Payroll and timekeeping clerks, projected to shrink 16.7 percent through 2034. It is followed by nuclear power reactor operators at minus 15.3 percent and prepress technicians at minus 14.6 percent.

Do declining careers pay badly?

Mostly no. The 72 declining careers pay $70,448 on average, close to the all-career average of $81,804, and 50 of them pay above $60,000 today. Decline reflects shrinking demand, not low pay.

Why are these jobs shrinking?

The common thread is automation of routine work. Most of the steepest decliners are clerical roles like payroll, accounts, and brokerage clerks, or technical roles like prepress and drafting that software now handles.

Is it safe to enter a declining career?

A negative projection means fewer total positions, not zero hiring. Replacement of retiring workers still creates openings, but a shrinking field offers less room to move up and more competition for the jobs that remain.
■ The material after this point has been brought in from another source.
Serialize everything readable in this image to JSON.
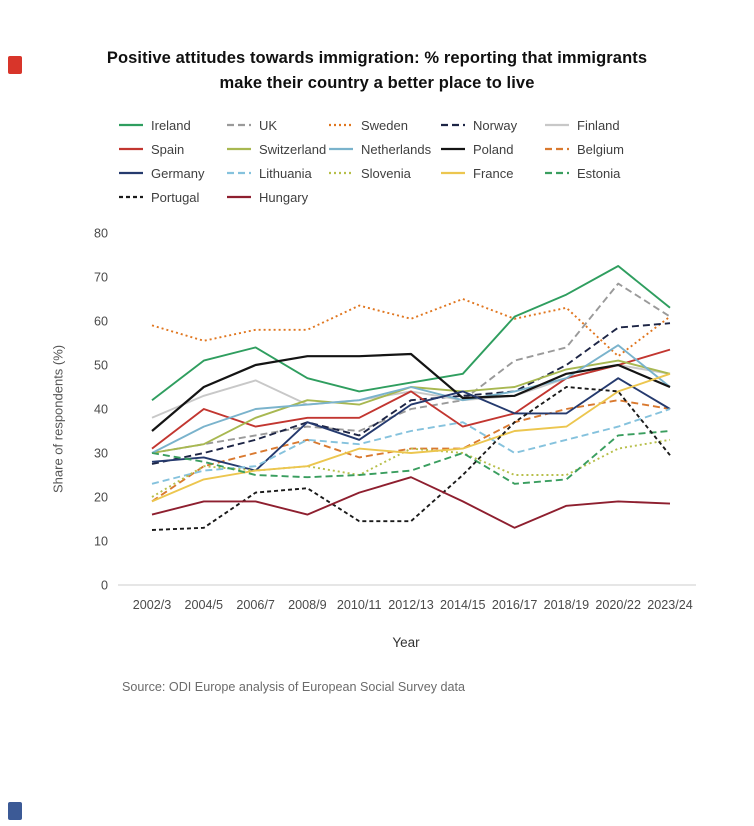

Are any high-paying careers declining?

Yes. Nuclear power reactor operators pay $122,610 and are projected to shrink 15.3 percent, nuclear technicians pay $104,240 and computer programmers pay $98,670, both also declining. High pay does not protect a field from contraction.

Is computer programming a declining career?

The specific occupation of computer programmer is projected to shrink 6 percent through 2034, as routine coding is automated and absorbed into broader software developer roles. Software development itself is still growing, so the skill is not disappearing, the narrow job title is.

Does a declining career still need a degree?

Often yes. 28 of the 72 declining careers list a bachelor's degree as the typical entry credential, so the contraction is not limited to jobs that require little schooling. Routine work is exposed to automation at every education level.